The first amendment obviously at play but how did CR design the system? Did they profit from it? Such weak sh!t. Judges aren't fanboys. They aren't so intellectually weak and confused to think a manufacturer should somehow be absolved from consumer protection, product defect and other laws just because Elon tweets about Dogecoin and makes big rockets. Grow up.

Tesla needs and must do better. End of story.
So the manufacturer of the car involved in the Utah "Bird Box Challenge" needs to do better? The manufacturer should install cameras to make sure the vehicle operators aren't wearing blindfolds? And because the manufacturer didn't, the manufacturer bears some liability for the accident? Any sane driver knows you can't safely operate a car from the backseat, any better than you could with your eyes covered. Ultimately, barring MECHANICAL failures, the operator of a car is legally liable for any accidents such as these.
Humans are incredibly ingenious at finding ways to do stupid things and the least safe part of every car is the person responsible for operating it.
 

gearchruncher

Active Member
Sep 20, 2016
1,641
2,146
Seattle, WA
Ultimately, barring MECHANICAL failures, the operator of a car is legally liable
The modern world doesn't quite make this true. The failure of AP to detect a stop sign will not be a "mechanical failure" yet the manufacturer may have liability. An airbag failing to go off in a crash where someone is being stupid is not the direct liability of the manufacturer, but the manufacturer sold you a safety device that didn't work, so they have liability. You should see the lawsuits that occur in aviation where the airplane had no functional issues and was just flown into the ground but the jury still finds for the plaintiff because the "design was unsafe" and the manufacturer should have done more to protect the occupants.
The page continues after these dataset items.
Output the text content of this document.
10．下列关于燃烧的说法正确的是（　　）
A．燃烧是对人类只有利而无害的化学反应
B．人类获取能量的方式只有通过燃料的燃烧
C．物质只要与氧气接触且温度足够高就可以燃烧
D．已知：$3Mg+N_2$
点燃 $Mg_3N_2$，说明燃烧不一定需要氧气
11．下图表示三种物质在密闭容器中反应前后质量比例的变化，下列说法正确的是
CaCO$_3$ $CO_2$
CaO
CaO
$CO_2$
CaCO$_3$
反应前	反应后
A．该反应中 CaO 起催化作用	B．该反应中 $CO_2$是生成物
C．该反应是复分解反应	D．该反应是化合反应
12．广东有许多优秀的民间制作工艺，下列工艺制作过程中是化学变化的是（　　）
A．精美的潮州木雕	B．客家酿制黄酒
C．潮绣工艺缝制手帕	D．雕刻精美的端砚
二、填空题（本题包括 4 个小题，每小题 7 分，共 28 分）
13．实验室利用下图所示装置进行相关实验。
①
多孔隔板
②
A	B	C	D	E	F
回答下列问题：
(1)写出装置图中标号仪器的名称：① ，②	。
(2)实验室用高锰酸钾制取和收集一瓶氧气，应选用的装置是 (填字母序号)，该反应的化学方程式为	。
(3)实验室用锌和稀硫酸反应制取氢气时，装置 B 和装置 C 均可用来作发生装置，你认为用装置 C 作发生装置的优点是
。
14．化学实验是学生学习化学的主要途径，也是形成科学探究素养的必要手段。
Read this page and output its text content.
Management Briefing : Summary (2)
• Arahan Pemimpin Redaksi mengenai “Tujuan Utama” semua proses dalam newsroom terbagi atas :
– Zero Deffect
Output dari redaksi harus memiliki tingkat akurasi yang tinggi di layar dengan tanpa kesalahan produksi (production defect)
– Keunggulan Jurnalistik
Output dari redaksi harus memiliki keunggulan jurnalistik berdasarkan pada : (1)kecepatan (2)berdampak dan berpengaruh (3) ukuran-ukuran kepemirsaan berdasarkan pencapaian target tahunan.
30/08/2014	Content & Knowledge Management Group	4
Not saying this all applies here, but it's not simple as "they were being idiots so there is no liability." There is such thing as a attractive nuisance- you can't put a vat full of acid in the middle of a field, slap a "don't touch" sticker on it and then claim no liability when someone is injured. At some point technologies like this can start to drift into that zone (especially when Tesla itself has all sorts of advertising and naming making it seem like you can drive hands off).